In a recursive method, we will have to set up some base cases. Can we define these base cases as the fundamental operations of the method? As far as I know, fundamental operations are the core functions of the method, which means every time the method is running must pass through these functions. (Please let me know if I am wrong)
Another question is if I got a if statement in the base cases, for example,
if (a != b && b != c){}
Will it be count as 1 or 2 fundamental operations? Cause it is checking 2 part of things: a != b and b != c in a single if statement.
This is quite confused.
One more thing is : I am not sure will this kind of code is suitable or not:
Recursive method()
Base case:
XXXXXXX XXXXXXX XXXXXXX
Recursive case:
// Should I move this part to the base case?
if(conditions){
return (Recursive method() || Recursive method());
// ********************************************************
else if(conditions){
do something;
return Recursive method();
Cause I think base cases are just used to defined a exact value when meeting the conditions. Therefore I leave this part in the recursive case. I am just not so sure about this.
I am not asking for answer for coursework, just to ensure the concept is correct or not. So I didn't put my algorithm on here. Sorry if this makes you cant understand my question. I will try my best to explain.
Thanks.
Based on the definitions provided, a base case or terminating case is a condition which stops the recursion calls.
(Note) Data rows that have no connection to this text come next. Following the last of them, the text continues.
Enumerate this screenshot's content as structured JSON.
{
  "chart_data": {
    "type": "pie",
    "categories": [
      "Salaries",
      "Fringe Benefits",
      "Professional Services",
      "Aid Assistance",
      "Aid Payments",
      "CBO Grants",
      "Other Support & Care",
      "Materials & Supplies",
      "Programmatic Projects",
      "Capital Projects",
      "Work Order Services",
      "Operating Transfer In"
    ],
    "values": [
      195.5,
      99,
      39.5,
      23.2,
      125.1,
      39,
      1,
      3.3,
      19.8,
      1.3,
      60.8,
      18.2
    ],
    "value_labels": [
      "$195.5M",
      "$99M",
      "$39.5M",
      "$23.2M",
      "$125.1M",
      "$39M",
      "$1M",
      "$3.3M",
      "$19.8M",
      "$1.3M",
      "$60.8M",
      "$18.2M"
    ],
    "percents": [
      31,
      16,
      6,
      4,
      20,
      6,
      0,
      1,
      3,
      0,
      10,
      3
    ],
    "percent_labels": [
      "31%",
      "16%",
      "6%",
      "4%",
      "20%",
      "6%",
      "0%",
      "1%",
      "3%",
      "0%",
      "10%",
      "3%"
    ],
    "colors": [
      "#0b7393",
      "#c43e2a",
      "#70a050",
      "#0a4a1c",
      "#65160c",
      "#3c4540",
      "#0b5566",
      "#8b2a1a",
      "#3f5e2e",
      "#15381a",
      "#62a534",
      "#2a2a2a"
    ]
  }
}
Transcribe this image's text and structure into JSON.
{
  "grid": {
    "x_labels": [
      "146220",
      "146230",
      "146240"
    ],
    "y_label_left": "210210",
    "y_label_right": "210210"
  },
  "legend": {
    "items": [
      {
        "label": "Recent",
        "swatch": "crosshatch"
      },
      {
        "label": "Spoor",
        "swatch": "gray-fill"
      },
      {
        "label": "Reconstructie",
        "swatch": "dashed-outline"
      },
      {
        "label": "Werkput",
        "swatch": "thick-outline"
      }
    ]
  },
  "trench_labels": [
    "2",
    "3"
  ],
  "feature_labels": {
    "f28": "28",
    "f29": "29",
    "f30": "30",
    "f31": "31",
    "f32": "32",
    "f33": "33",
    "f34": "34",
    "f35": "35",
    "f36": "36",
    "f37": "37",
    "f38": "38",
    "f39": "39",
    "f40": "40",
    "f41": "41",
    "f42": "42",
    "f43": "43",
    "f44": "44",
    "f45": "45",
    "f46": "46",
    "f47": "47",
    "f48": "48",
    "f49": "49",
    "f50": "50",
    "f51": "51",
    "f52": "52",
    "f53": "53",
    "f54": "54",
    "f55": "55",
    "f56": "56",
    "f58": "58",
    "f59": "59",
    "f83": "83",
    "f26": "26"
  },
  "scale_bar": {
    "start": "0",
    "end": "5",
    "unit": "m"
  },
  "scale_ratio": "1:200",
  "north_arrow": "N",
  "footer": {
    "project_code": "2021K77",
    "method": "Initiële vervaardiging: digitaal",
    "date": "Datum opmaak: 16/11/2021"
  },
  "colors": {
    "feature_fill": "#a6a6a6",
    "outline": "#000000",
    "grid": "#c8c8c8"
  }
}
The definition of a fundamental operation is a bit unclear from the question and I am honestly getting lost in here. But from my understanding it's or it should be a set of operations which are done in a function regardless the base case. Link to the definition would help!
Let's have a short example:
/**
* Let's assume the result is not obvious here regardless it's a nth triangular number.
* Added there a System.out though.
*/
public void calc(int i) {
System.out.println(i);
if (i == 0)
return 0;
return i + calc(i - 1);
}
The only case how to stop the recursion evaluating the first condition if (i == 0) to true. Meaning that this condition represents the base case. When i has any other value than zero, the recursion continues.
In the example, the only operation which is done regardless the outcome of the method is printing the value i. Thus that's the only fundamental operation of the method. (Based on the definition, an evaluation of a condition might and might not be considered an operation since it's not changing any value nor has any side effects, like printing.)
Can we define these base cases as the fundamental operations of the method?
Generally no, as these represent different situations. The first one defines a case when recursion is stopped and the second one what's always done. Thus if you combine them, you end up with a function which always stops the recursion.
For the following case they could be the same though.
public void calc(int i) {
return i + 1;
}